District 7 - Shoreline, Case 20922-U-07-5337

The amended complaint does not reassert "other violations" and this
claim is considered withdrawn.  Green adds the claim of employer
domination or interference with a union and reasserts employer
interference, discrimination, discrimination for filing charges, and
refusal to bargain.  As with the claims against District 6 -
Seattle, Green fails to allege facts sufficient to conclude that
causes of action could be found for interference,(fn:2) discrimination,
discrimination for filing charges, and domination.  Further, Green
lacks standing to assert a refusal to bargain violation.
____________________
fn:2     Green states that he was a tai chi instructor for the District
7 - Shoreline continuing education department.


District 7 - Shoreline, Case 20918-U-07-5333

The amended complaint does not reassert claims for employer  refusal
to bargain or "other violations."  Those claims are considered
withdrawn.  Green reasserts employer interference and
discrimination, and adds claims for employer domination and
discrimination for filing charges.  As with the foregoing claims
regarding both employers, he fails to allege facts sufficient to
conclude that causes of action could be found.

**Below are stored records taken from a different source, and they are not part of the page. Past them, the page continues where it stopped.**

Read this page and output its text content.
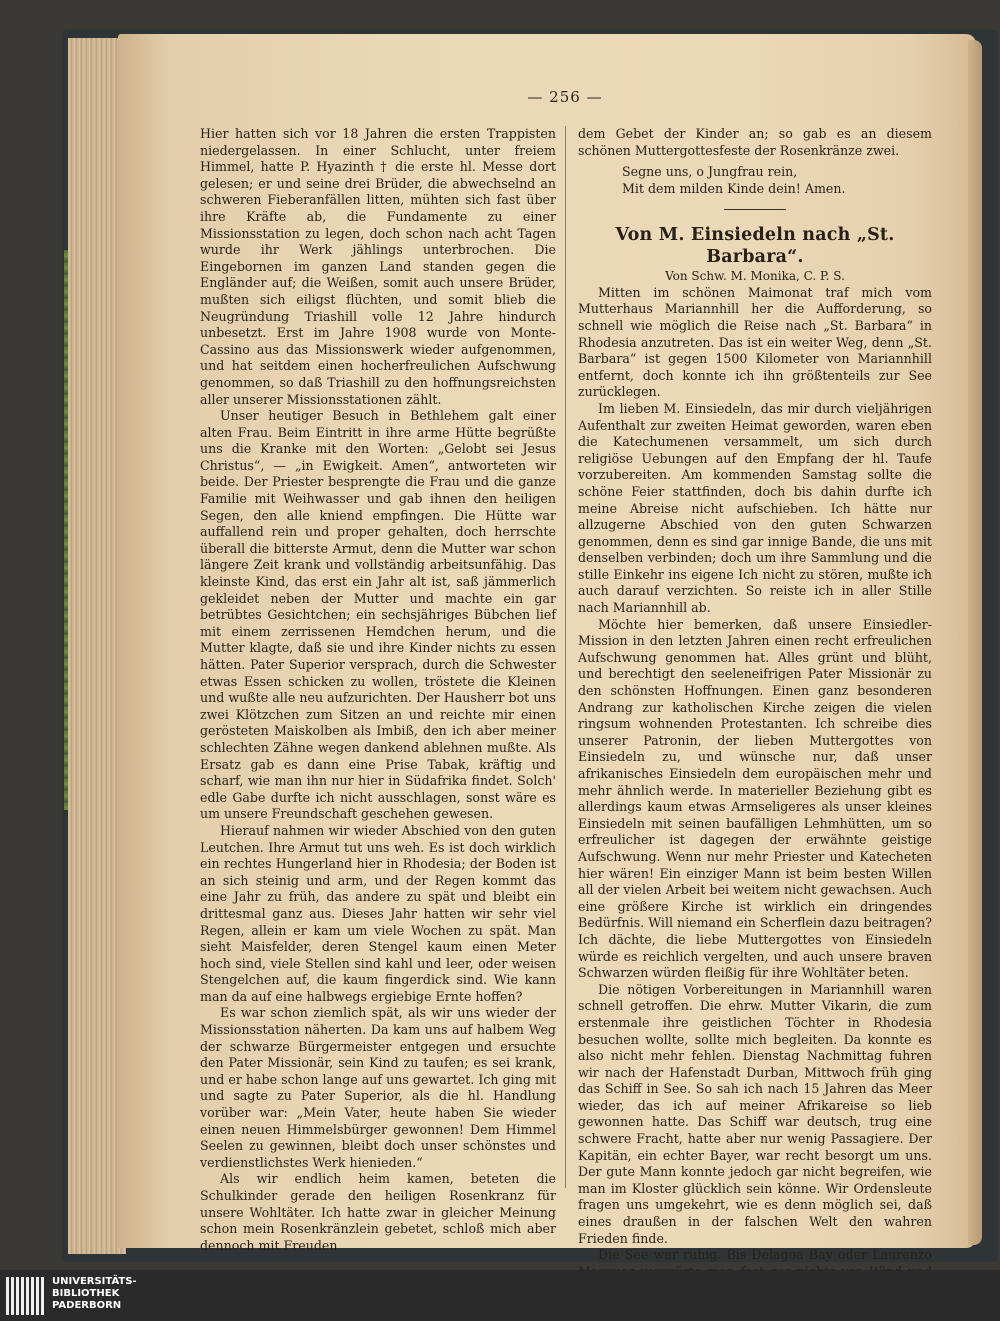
— 256 —

Hier hatten sich vor 18 Jahren die ersten Trappisten niedergelassen. In einer Schlucht, unter freiem Himmel, hatte P. Hyazinth † die erste hl. Messe dort gelesen; er und seine drei Brüder, die abwechselnd an schweren Fieberanfällen litten, mühten sich fast über ihre Kräfte ab, die Fundamente zu einer Missionsstation zu legen, doch schon nach acht Tagen wurde ihr Werk jählings unterbrochen. Die Eingebornen im ganzen Land standen gegen die Engländer auf; die Weißen, somit auch unsere Brüder, mußten sich eiligst flüchten, und somit blieb die Neugründung Triashill volle 12 Jahre hindurch unbesetzt. Erst im Jahre 1908 wurde von Monte-Cassino aus das Missionswerk wieder aufgenommen, und hat seitdem einen hocherfreulichen Aufschwung genommen, so daß Triashill zu den hoffnungsreichsten aller unserer Missionsstationen zählt.

Unser heutiger Besuch in Bethlehem galt einer alten Frau. Beim Eintritt in ihre arme Hütte begrüßte uns die Kranke mit den Worten: „Gelobt sei Jesus Christus“, — „in Ewigkeit. Amen“, antworteten wir beide. Der Priester besprengte die Frau und die ganze Familie mit Weihwasser und gab ihnen den heiligen Segen, den alle kniend empfingen. Die Hütte war auffallend rein und proper gehalten, doch herrschte überall die bitterste Armut, denn die Mutter war schon längere Zeit krank und vollständig arbeitsunfähig. Das kleinste Kind, das erst ein Jahr alt ist, saß jämmerlich gekleidet neben der Mutter und machte ein gar betrübtes Gesichtchen; ein sechsjähriges Bübchen lief mit einem zerrissenen Hemdchen herum, und die Mutter klagte, daß sie und ihre Kinder nichts zu essen hätten. Pater Superior versprach, durch die Schwester etwas Essen schicken zu wollen, tröstete die Kleinen und wußte alle neu aufzurichten. Der Hausherr bot uns zwei Klötzchen zum Sitzen an und reichte mir einen gerösteten Maiskolben als Imbiß, den ich aber meiner schlechten Zähne wegen dankend ablehnen mußte. Als Ersatz gab es dann eine Prise Tabak, kräftig und scharf, wie man ihn nur hier in Südafrika findet. Solch' edle Gabe durfte ich nicht ausschlagen, sonst wäre es um unsere Freundschaft geschehen gewesen.

Hierauf nahmen wir wieder Abschied von den guten Leutchen. Ihre Armut tut uns weh. Es ist doch wirklich ein rechtes Hungerland hier in Rhodesia; der Boden ist an sich steinig und arm, und der Regen kommt das eine Jahr zu früh, das andere zu spät und bleibt ein drittesmal ganz aus. Dieses Jahr hatten wir sehr viel Regen, allein er kam um viele Wochen zu spät. Man sieht Maisfelder, deren Stengel kaum einen Meter hoch sind, viele Stellen sind kahl und leer, oder weisen Stengelchen auf, die kaum fingerdick sind. Wie kann man da auf eine halbwegs ergiebige Ernte hoffen?

Es war schon ziemlich spät, als wir uns wieder der Missionsstation näherten. Da kam uns auf halbem Weg der schwarze Bürgermeister entgegen und ersuchte den Pater Missionär, sein Kind zu taufen; es sei krank, und er habe schon lange auf uns gewartet. Ich ging mit und sagte zu Pater Superior, als die hl. Handlung vorüber war: „Mein Vater, heute haben Sie wieder einen neuen Himmelsbürger gewonnen! Dem Himmel Seelen zu gewinnen, bleibt doch unser schönstes und verdienstlichstes Werk hienieden.“

Als wir endlich heim kamen, beteten die Schulkinder gerade den heiligen Rosenkranz für unsere Wohltäter. Ich hatte zwar in gleicher Meinung schon mein Rosenkränzlein gebetet, schloß mich aber dennoch mit Freuden

dem Gebet der Kinder an; so gab es an diesem schönen Muttergottesfeste der Rosenkränze zwei.

Segne uns, o Jungfrau rein,
Mit dem milden Kinde dein! Amen.

Von M. Einsiedeln nach „St. Barbara“.

Von Schw. M. Monika, C. P. S.

Mitten im schönen Maimonat traf mich vom Mutterhaus Mariannhill her die Aufforderung, so schnell wie möglich die Reise nach „St. Barbara“ in Rhodesia anzutreten. Das ist ein weiter Weg, denn „St. Barbara“ ist gegen 1500 Kilometer von Mariannhill entfernt, doch konnte ich ihn größtenteils zur See zurücklegen.

Im lieben M. Einsiedeln, das mir durch vieljährigen Aufenthalt zur zweiten Heimat geworden, waren eben die Katechumenen versammelt, um sich durch religiöse Uebungen auf den Empfang der hl. Taufe vorzubereiten. Am kommenden Samstag sollte die schöne Feier stattfinden, doch bis dahin durfte ich meine Abreise nicht aufschieben. Ich hätte nur allzugerne Abschied von den guten Schwarzen genommen, denn es sind gar innige Bande, die uns mit denselben verbinden; doch um ihre Sammlung und die stille Einkehr ins eigene Ich nicht zu stören, mußte ich auch darauf verzichten. So reiste ich in aller Stille nach Mariannhill ab.

Möchte hier bemerken, daß unsere Einsiedler-Mission in den letzten Jahren einen recht erfreulichen Aufschwung genommen hat. Alles grünt und blüht, und berechtigt den seeleneifrigen Pater Missionär zu den schönsten Hoffnungen. Einen ganz besonderen Andrang zur katholischen Kirche zeigen die vielen ringsum wohnenden Protestanten. Ich schreibe dies unserer Patronin, der lieben Muttergottes von Einsiedeln zu, und wünsche nur, daß unser afrikanisches Einsiedeln dem europäischen mehr und mehr ähnlich werde. In materieller Beziehung gibt es allerdings kaum etwas Armseligeres als unser kleines Einsiedeln mit seinen baufälligen Lehmhütten, um so erfreulicher ist dagegen der erwähnte geistige Aufschwung. Wenn nur mehr Priester und Katecheten hier wären! Ein einziger Mann ist beim besten Willen all der vielen Arbeit bei weitem nicht gewachsen. Auch eine größere Kirche ist wirklich ein dringendes Bedürfnis. Will niemand ein Scherflein dazu beitragen? Ich dächte, die liebe Muttergottes von Einsiedeln würde es reichlich vergelten, und auch unsere braven Schwarzen würden fleißig für ihre Wohltäter beten.

Die nötigen Vorbereitungen in Mariannhill waren schnell getroffen. Die ehrw. Mutter Vikarin, die zum erstenmale ihre geistlichen Töchter in Rhodesia besuchen wollte, sollte mich begleiten. Da konnte es also nicht mehr fehlen. Dienstag Nachmittag fuhren wir nach der Hafenstadt Durban, Mittwoch früh ging das Schiff in See. So sah ich nach 15 Jahren das Meer wieder, das ich auf meiner Afrikareise so lieb gewonnen hatte. Das Schiff war deutsch, trug eine schwere Fracht, hatte aber nur wenig Passagiere. Der Kapitän, ein echter Bayer, war recht besorgt um uns. Der gute Mann konnte jedoch gar nicht begreifen, wie man im Kloster glücklich sein könne. Wir Ordensleute fragen uns umgekehrt, wie es denn möglich sei, daß eines draußen in der falschen Welt den wahren Frieden finde.

Die See war ruhig. Bis Delagoa Bay oder Laurenzo

UNIVERSITÄTS-
BIBLIOTHEK
PADERBORN
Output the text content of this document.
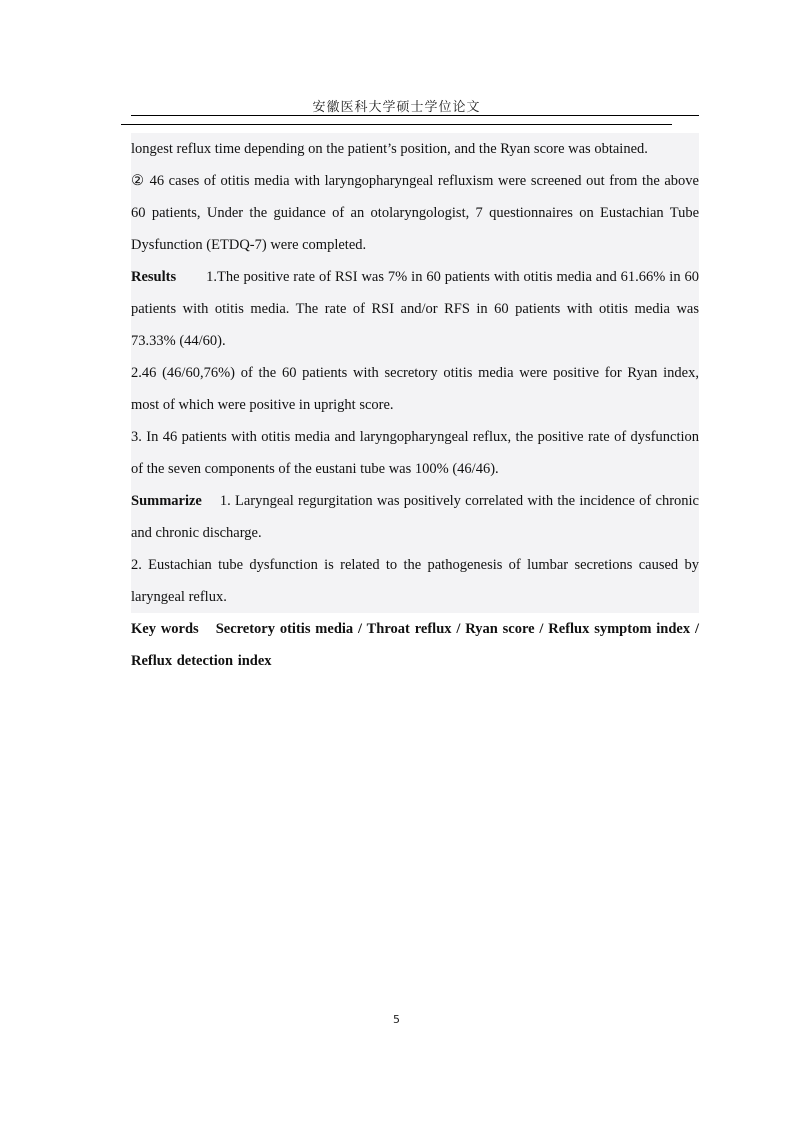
安徽医科大学硕士学位论文

longest reflux time depending on the patient’s position, and the Ryan score was obtained.

② 46 cases of otitis media with laryngopharyngeal refluxism were screened out from the above 60 patients, Under the guidance of an otolaryngologist, 7 questionnaires on Eustachian Tube Dysfunction (ETDQ-7) were completed.

Results 1.The positive rate of RSI was 7% in 60 patients with otitis media and 61.66% in 60 patients with otitis media. The rate of RSI and/or RFS in 60 patients with otitis media was 73.33% (44/60).

2.46 (46/60,76%) of the 60 patients with secretory otitis media were positive for Ryan index, most of which were positive in upright score.

3. In 46 patients with otitis media and laryngopharyngeal reflux, the positive rate of dysfunction of the seven components of the eustani tube was 100% (46/46).

Summarize 1. Laryngeal regurgitation was positively correlated with the incidence of chronic and chronic discharge.

2. Eustachian tube dysfunction is related to the pathogenesis of lumbar secretions caused by laryngeal reflux.

Key words Secretory otitis media / Throat reflux / Ryan score / Reflux symptom index / Reflux detection index

5
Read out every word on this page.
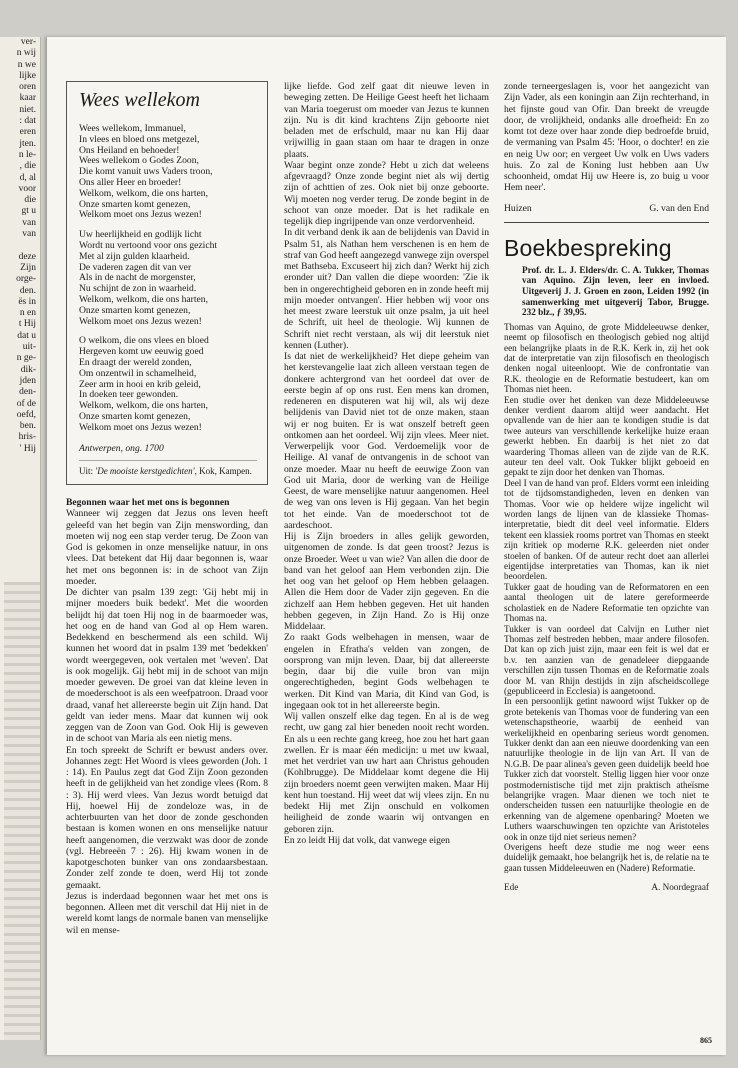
ver-
n wij
n we
lijke
oren
kaar
niet.
: dat
eren
jten.
n le-
, die
d, al
voor
die
gt u
van
van

deze
Zijn
orge-
den.
ës in
n en
t Hij
dat u
uit-
n ge-
dik-
jden
den-
of de
oefd,
ben.
hris-
' Hij
Wees wellekom
Wees wellekom, Immanuel,
In vlees en bloed ons metgezel,
Ons Heiland en behoeder!
Wees wellekom o Godes Zoon,
Die komt vanuit uws Vaders troon,
Ons aller Heer en broeder!
Welkom, welkom, die ons harten,
Onze smarten komt genezen,
Welkom moet ons Jezus wezen!
Uw heerlijkheid en godlijk licht
Wordt nu vertoond voor ons gezicht
Met al zijn gulden klaarheid.
De vaderen zagen dit van ver
Als in de nacht de morgenster,
Nu schijnt de zon in waarheid.
Welkom, welkom, die ons harten,
Onze smarten komt genezen,
Welkom moet ons Jezus wezen!
O welkom, die ons vlees en bloed
Hergeven komt uw eeuwig goed
En draagt der wereld zonden,
Om onzentwil in schamelheid,
Zeer arm in hooi en krib geleid,
In doeken teer gewonden.
Welkom, welkom, die ons harten,
Onze smarten komt genezen,
Welkom moet ons Jezus wezen!
Antwerpen, ong. 1700
Uit: 'De mooiste kerstgedichten', Kok, Kampen.

Begonnen waar het met ons is begonnen

Wanneer wij zeggen dat Jezus ons leven heeft geleefd van het begin van Zijn menswording, dan moeten wij nog een stap verder terug. De Zoon van God is gekomen in onze menselijke natuur, in ons vlees. Dat betekent dat Hij daar begonnen is, waar het met ons begonnen is: in de schoot van Zijn moeder.

De dichter van psalm 139 zegt: 'Gij hebt mij in mijner moeders buik bedekt'. Met die woorden belijdt hij dat toen Hij nog in de baarmoeder was, het oog en de hand van God al op Hem waren. Bedekkend en beschermend als een schild. Wij kunnen het woord dat in psalm 139 met 'bedekken' wordt weergegeven, ook vertalen met 'weven'. Dat is ook mogelijk. Gij hebt mij in de schoot van mijn moeder geweven. De groei van dat kleine leven in de moederschoot is als een weefpatroon. Draad voor draad, vanaf het allereerste begin uit Zijn hand. Dat geldt van ieder mens. Maar dat kunnen wij ook zeggen van de Zoon van God. Ook Hij is geweven in de schoot van Maria als een nietig mens.

En toch spreekt de Schrift er bewust anders over. Johannes zegt: Het Woord is vlees geworden (Joh. 1 : 14). En Paulus zegt dat God Zijn Zoon gezonden heeft in de gelijkheid van het zondige vlees (Rom. 8 : 3). Hij werd vlees. Van Jezus wordt betuigd dat Hij, hoewel Hij de zondeloze was, in de achterbuurten van het door de zonde geschonden bestaan is komen wonen en ons menselijke natuur heeft aangenomen, die verzwakt was door de zonde (vgl. Hebreeën 7 : 26). Hij kwam wonen in de kapotgeschoten bunker van ons zondaarsbestaan. Zonder zelf zonde te doen, werd Hij tot zonde gemaakt.

Jezus is inderdaad begonnen waar het met ons is begonnen. Alleen met dit verschil dat Hij niet in de wereld komt langs de normale banen van menselijke wil en mense-

lijke liefde. God zelf gaat dit nieuwe leven in beweging zetten. De Heilige Geest heeft het lichaam van Maria toegerust om moeder van Jezus te kunnen zijn. Nu is dit kind krachtens Zijn geboorte niet beladen met de erfschuld, maar nu kan Hij daar vrijwillig in gaan staan om haar te dragen in onze plaats.

Waar begint onze zonde? Hebt u zich dat weleens afgevraagd? Onze zonde begint niet als wij dertig zijn of achttien of zes. Ook niet bij onze geboorte. Wij moeten nog verder terug. De zonde begint in de schoot van onze moeder. Dat is het radikale en tegelijk diep ingrijpende van onze verdorvenheid.

In dit verband denk ik aan de belijdenis van David in Psalm 51, als Nathan hem verschenen is en hem de straf van God heeft aangezegd vanwege zijn overspel met Bathseba. Excuseert hij zich dan? Werkt hij zich eronder uit? Dan vallen die diepe woorden: 'Zie ik ben in ongerechtigheid geboren en in zonde heeft mij mijn moeder ontvangen'. Hier hebben wij voor ons het meest zware leerstuk uit onze psalm, ja uit heel de Schrift, uit heel de theologie. Wij kunnen de Schrift niet recht verstaan, als wij dit leerstuk niet kennen (Luther).

Is dat niet de werkelijkheid? Het diepe geheim van het kerstevangelie laat zich alleen verstaan tegen de donkere achtergrond van het oordeel dat over de eerste begin af op ons rust. Een mens kan dromen, redeneren en disputeren wat hij wil, als wij deze belijdenis van David niet tot de onze maken, staan wij er nog buiten. Er is wat onszelf betreft geen ontkomen aan het oordeel. Wij zijn vlees. Meer niet. Verwerpelijk voor God. Verdoemelijk voor de Heilige. Al vanaf de ontvangenis in de schoot van onze moeder. Maar nu heeft de eeuwige Zoon van God uit Maria, door de werking van de Heilige Geest, de ware menselijke natuur aangenomen. Heel de weg van ons leven is Hij gegaan. Van het begin tot het einde. Van de moederschoot tot de aardeschoot.

Hij is Zijn broeders in alles gelijk geworden, uitgenomen de zonde. Is dat geen troost? Jezus is onze Broeder. Weet u van wie? Van allen die door de band van het geloof aan Hem verbonden zijn. Die het oog van het geloof op Hem hebben gelaagen. Allen die Hem door de Vader zijn gegeven. En die zichzelf aan Hem hebben gegeven. Het uit handen hebben gegeven, in Zijn Hand. Zo is Hij onze Middelaar.

Zo raakt Gods welbehagen in mensen, waar de engelen in Efratha's velden van zongen, de oorsprong van mijn leven. Daar, bij dat allereerste begin, daar bij die vuile bron van mijn ongerechtigheden, begint Gods welbehagen te werken. Dit Kind van Maria, dit Kind van God, is ingegaan ook tot in het allereerste begin.

Wij vallen onszelf elke dag tegen. En al is de weg recht, uw gang zal hier beneden nooit recht worden. En als u een rechte gang kreeg, hoe zou het hart gaan zwellen. Er is maar één medicijn: u met uw kwaal, met het verdriet van uw hart aan Christus gehouden (Kohlbrugge). De Middelaar komt degene die Hij zijn broeders noemt geen verwijten maken. Maar Hij kent hun toestand. Hij weet dat wij vlees zijn. En nu bedekt Hij met Zijn onschuld en volkomen heiligheid de zonde waarin wij ontvangen en geboren zijn.

En zo leidt Hij dat volk, dat vanwege eigen

zonde terneergeslagen is, voor het aangezicht van Zijn Vader, als een koningin aan Zijn rechterhand, in het fijnste goud van Ofir. Dan breekt de vreugde door, de vrolijkheid, ondanks alle droefheid: En zo komt tot deze over haar zonde diep bedroefde bruid, de vermaning van Psalm 45: 'Hoor, o dochter! en zie en neig Uw oor; en vergeet Uw volk en Uws vaders huis. Zo zal de Koning lust hebben aan Uw schoonheid, omdat Hij uw Heere is, zo buig u voor Hem neer'.

Huizen	G. van den End
Boekbespreking

Prof. dr. L. J. Elders/dr. C. A. Tukker, Thomas van Aquino. Zijn leven, leer en invloed. Uitgeverij J. J. Groen en zoon, Leiden 1992 (in samenwerking met uitgeverij Tabor, Brugge. 232 blz., ƒ 39,95.

Thomas van Aquino, de grote Middeleeuwse denker, neemt op filosofisch en theologisch gebied nog altijd een belangrijke plaats in de R.K. Kerk in, zij het ook dat de interpretatie van zijn filosofisch en theologisch denken nogal uiteenloopt. Wie de confrontatie van R.K. theologie en de Reformatie bestudeert, kan om Thomas niet heen.

Een studie over het denken van deze Middeleeuwse denker verdient daarom altijd weer aandacht. Het opvallende van de hier aan te kondigen studie is dat twee auteurs van verschillende kerkelijke huize eraan gewerkt hebben. En daarbij is het niet zo dat waardering Thomas alleen van de zijde van de R.K. auteur ten deel valt. Ook Tukker blijkt geboeid en gepakt te zijn door het denken van Thomas.

Deel I van de hand van prof. Elders vormt een inleiding tot de tijdsomstandigheden, leven en denken van Thomas. Voor wie op heldere wijze ingelicht wil worden langs de lijnen van de klassieke Thomas-interpretatie, biedt dit deel veel informatie. Elders tekent een klassiek rooms portret van Thomas en steekt zijn kritiek op moderne R.K. geleerden niet onder stoelen of banken. Of de auteur recht doet aan allerlei eigentijdse interpretaties van Thomas, kan ik niet beoordelen.

Tukker gaat de houding van de Reformatoren en een aantal theologen uit de latere gereformeerde scholastiek en de Nadere Reformatie ten opzichte van Thomas na.

Tukker is van oordeel dat Calvijn en Luther niet Thomas zelf bestreden hebben, maar andere filosofen. Dat kan op zich juist zijn, maar een feit is wel dat er b.v. ten aanzien van de genadeleer diepgaande verschillen zijn tussen Thomas en de Reformatie zoals door M. van Rhijn destijds in zijn afscheidscollege (gepubliceerd in Ecclesia) is aangetoond.

In een persoonlijk getint nawoord wijst Tukker op de grote betekenis van Thomas voor de fundering van een wetenschapstheorie, waarbij de eenheid van werkelijkheid en openbaring serieus wordt genomen. Tukker denkt dan aan een nieuwe doordenking van een natuurlijke theologie in de lijn van Art. II van de N.G.B. De paar alinea's geven geen duidelijk beeld hoe Tukker zich dat voorstelt. Stellig liggen hier voor onze postmodernistische tijd met zijn praktisch atheïsme belangrijke vragen. Maar dienen we toch niet te onderscheiden tussen een natuurlijke theologie en de erkenning van de algemene openbaring? Moeten we Luthers waarschuwingen ten opzichte van Aristoteles ook in onze tijd niet serieus nemen?

Overigens heeft deze studie me nog weer eens duidelijk gemaakt, hoe belangrijk het is, de relatie na te gaan tussen Middeleeuwen en (Nadere) Reformatie.

Ede	A. Noordegraaf
865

Local 1789, Case 20921-U-07-5336

The amended complaint does not reassert union refusal to bargain or
"other violations" and those claims are considered withdrawn.  Green
reasserts claims for union interference and inducing an employer to
commit a violation.  He adds a claim for union violation of RCW
28B.52.073(2)(c), discrimination against an employee for filing 
charges.

The amended complaint alleges union interference in violation of RCW
28B.52.073(2)(a), by excluding Green from a bargaining unit
represented by the union, thereby stranding him without access to
statutory collective bargaining rights.  It is an unfair labor
practice for a union to enter into an agreement with an employer to
exclude a position from a bargaining unit contrary to a recognized
right or status, thereby stranding the employee.  Castle Rock School
District, Decision 4722-B (EDUC, 1995).  In order to state a cause
of action, Green needs to allege facts sufficient to conclude that
he was unlawfully excluded from the bargaining unit.  Green states
that he was a tai chi and self defense instructor for the employer's
continuing education department (District 6 - Seattle), but alleges
no facts indicating that this position was or is in the bargaining
unit.  Green does not allege facts sufficient to conclude that he
was unlawfully excluded from the bargaining unit, or that the union
unlawfully entered into an agreement with the employer to exclude
this position from the bargaining unit.  Green has not alleged facts
sufficient to conclude that a cause of action could be found for
union interference with employee rights.

Green alleges no facts supporting the inducement claim.  Regarding
the allegation of union discrimination for filing charges, Green
provides no evidence that he had previously filed an unfair labor
practice complaint against the union and so does not state a cause
of action for that claim.

Local 1950, Case 20919-U-07-5334
WFSE, Case 20923-U-07-5338

The amended complaints in the above noted cases do not reassert
union refusal to bargain or "other violations" and those claims are
considered withdrawn.  Green reasserts claims for union interference
and inducing the employer to commit a violation and adds a claim for
union discrimination for filing charges.  As with the claims set
forth against Local 1789, Green fails to allege facts sufficient to
conclude that causes of action could be found.

NOW, THEREFORE, it is 

                               ORDERED

The amended complaints charging unfair labor practices in the above
captioned matters are DISMISSED for failure to state causes of action.

ISSUED at Olympia, Washington, this  20th  day of June, 2007.


                    PUBLIC EMPLOYMENT RELATIONS COMMISSION



                    DAVID I. GEDROSE, Unfair Labor Practice Manager


This order will be the final order of the 
agency unless a notice of appeal is filed 
with the Commission under WAC 391-45-350.